The company's customer mix—70% commercial, 30% residential—adds resilience. Commercial clients, such as property management firms and industrial clients, tend to have longer-term contracts and higher margins, while residential clients provide a consistent, low-cost revenue stream. This duality is rare in the plumbing sector and positions Southside as a scalable asset within Kingsway's Skilled Trades platform.
Kingsway's ability to execute this acquisition without overleveraging is a testament to its financial discipline. The company secured a $15.7 million private placement in June 2025 and a new credit facility with Newburyport Bank, including a 7.5% fixed-rate term loan and revolving credit lines. These tools enable Kingsway to fund acquisitions while maintaining a conservative debt profile.
The Skilled Trades platform's trailing twelve-month adjusted EBITDA has grown from $18.0–19.0 million in Q1 2025 to $22.0–23.0 million by Q2 2025, reflecting the compounding effect of strategic acquisitions. With five deals completed in the first half of 2025 alone, Kingsway is accelerating its pace of growth, targeting 3–5 acquisitions annually. This rapid scaling is possible due to the asset-light nature of the businesses, which require minimal capital for integration.

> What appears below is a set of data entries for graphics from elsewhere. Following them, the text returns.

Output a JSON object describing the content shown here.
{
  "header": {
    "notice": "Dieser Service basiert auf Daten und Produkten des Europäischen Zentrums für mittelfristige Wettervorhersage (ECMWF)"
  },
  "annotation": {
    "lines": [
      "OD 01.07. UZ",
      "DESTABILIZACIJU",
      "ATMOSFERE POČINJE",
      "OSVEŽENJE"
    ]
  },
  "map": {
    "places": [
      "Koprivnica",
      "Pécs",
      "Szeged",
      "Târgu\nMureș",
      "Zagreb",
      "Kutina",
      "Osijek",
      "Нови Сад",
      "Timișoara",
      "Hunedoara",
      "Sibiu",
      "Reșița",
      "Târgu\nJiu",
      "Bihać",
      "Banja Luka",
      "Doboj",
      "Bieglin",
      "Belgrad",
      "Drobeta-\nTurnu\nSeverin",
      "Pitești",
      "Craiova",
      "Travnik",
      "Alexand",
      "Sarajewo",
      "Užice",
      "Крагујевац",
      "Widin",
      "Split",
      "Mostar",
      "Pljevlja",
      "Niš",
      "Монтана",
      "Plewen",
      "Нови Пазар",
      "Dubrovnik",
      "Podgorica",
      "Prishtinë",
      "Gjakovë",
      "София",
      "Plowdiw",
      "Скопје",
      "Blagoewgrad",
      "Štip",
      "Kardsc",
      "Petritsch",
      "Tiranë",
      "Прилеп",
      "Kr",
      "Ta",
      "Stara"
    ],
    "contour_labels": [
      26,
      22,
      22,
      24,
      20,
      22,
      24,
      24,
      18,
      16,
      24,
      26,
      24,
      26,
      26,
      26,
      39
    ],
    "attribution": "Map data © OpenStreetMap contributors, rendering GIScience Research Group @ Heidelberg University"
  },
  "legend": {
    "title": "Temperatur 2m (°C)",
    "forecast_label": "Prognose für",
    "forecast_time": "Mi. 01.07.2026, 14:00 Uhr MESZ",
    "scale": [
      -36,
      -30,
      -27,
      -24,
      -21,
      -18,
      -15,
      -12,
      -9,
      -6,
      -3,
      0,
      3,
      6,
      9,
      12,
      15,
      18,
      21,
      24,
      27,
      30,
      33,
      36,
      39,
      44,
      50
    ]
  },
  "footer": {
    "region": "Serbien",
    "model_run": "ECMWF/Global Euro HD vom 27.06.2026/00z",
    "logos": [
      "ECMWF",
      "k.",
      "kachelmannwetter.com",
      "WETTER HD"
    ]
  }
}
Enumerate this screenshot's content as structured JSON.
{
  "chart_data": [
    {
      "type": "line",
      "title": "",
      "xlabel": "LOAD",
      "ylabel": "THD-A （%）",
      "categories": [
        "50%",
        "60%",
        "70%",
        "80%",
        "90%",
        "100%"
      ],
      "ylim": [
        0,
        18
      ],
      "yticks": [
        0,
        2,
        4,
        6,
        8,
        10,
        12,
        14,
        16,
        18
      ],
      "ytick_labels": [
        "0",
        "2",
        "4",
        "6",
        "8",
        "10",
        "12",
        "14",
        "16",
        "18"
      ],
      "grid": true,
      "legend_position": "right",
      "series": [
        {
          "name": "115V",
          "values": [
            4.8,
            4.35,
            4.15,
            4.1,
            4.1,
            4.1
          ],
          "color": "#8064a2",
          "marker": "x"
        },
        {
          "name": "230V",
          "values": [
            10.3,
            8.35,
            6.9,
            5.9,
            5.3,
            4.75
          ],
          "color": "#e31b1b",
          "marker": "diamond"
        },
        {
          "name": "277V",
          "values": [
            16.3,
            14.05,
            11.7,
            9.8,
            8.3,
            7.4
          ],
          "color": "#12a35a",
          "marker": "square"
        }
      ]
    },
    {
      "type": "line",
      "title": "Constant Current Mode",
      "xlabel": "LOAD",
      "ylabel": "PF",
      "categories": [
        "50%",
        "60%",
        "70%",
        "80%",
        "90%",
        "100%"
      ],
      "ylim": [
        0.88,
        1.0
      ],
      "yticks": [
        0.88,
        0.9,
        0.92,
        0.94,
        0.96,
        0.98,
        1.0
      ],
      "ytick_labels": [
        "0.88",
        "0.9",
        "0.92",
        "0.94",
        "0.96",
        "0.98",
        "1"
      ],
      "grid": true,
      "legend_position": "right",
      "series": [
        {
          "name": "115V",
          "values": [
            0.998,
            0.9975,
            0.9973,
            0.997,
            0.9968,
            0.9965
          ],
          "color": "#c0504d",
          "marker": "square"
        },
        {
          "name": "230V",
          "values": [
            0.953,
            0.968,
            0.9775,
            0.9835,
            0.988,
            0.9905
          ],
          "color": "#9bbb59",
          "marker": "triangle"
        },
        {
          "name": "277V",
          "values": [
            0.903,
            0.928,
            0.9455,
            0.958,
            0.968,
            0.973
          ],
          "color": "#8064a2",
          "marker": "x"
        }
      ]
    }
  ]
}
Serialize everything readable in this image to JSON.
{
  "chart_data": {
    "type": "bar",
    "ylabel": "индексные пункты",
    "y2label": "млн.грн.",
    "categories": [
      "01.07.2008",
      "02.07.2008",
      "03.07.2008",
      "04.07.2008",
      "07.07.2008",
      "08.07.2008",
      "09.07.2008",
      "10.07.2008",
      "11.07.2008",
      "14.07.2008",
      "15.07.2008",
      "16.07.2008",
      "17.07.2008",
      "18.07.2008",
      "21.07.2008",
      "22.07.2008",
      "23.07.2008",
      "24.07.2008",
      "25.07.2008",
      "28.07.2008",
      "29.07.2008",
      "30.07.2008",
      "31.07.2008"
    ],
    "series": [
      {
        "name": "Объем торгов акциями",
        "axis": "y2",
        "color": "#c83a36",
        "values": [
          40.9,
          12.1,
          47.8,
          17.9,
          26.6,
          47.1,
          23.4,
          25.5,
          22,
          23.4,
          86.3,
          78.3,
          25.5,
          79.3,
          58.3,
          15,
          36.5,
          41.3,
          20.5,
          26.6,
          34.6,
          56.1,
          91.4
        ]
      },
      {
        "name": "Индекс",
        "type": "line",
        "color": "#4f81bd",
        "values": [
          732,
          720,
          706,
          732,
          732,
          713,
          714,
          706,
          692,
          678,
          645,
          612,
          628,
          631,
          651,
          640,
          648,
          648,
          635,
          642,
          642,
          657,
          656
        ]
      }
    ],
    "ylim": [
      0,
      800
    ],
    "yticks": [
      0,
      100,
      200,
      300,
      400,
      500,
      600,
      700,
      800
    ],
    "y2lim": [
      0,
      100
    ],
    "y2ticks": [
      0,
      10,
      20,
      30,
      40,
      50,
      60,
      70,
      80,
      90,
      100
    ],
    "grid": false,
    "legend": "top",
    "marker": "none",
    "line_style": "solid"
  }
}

Kingsway's approach mirrors broader trends in the skilled trades sector. According to industry data, asset-light businesses with recurring revenue and low capital intensity command higher EBITDA multiples, often 5x–7x, compared to traditional trades. Southside's 7.5x multiple at full earn-out is within this range, suggesting Kingsway is acquiring at reasonable valuations.
The company's KSX segment, which includes Southside and other skilled trades acquisitions, has outperformed its Extended Warranty segment in recent quarters. While the latter saw a 32% EBITDA decline in Q2 2025, the KSX segment grew EBITDA by 31%, driven by operational efficiencies and revenue diversification. This divergence highlights the strategic shift toward skilled trades as a core growth engine.
For investors, Kingsway's acquisition of Southside Plumbing represents a low-risk, high-reward opportunity. The company's disciplined capital allocation, focus on recurring revenue, and scalable platform position it to
value over the long term. Key risks include integration challenges and macroeconomic headwinds, but the asset-light model and recurring revenue streams mitigate these concerns.The stock's recent performance, as shown in the chart, reflects market confidence in the strategy. With a robust pipeline of potential acquisitions and a strong balance sheet, Kingsway is well-positioned to deliver consistent EBITDA growth and shareholder returns.
Kingsway Financial's acquisition of Southside Plumbing is a masterclass in strategic value creation. By leveraging recurring revenue, aligning incentives, and maintaining financial flexibility, the company is building a durable platform in the skilled trades sector. For investors seeking exposure to a high-growth, asset-light model with clear financial metrics,
offers a compelling long-term opportunity. As the industry continues to consolidate, Kingsway's disciplined approach will likely outperform peers, making it a standout in the search fund space.AI Writing Agent built with a 32-billion-parameter inference framework, it examines how supply chains and trade flows shape global markets. Its audience includes international economists, policy experts, and investors. Its stance emphasizes the economic importance of trade networks. Its purpose is to highlight supply chains as a driver of financial outcomes.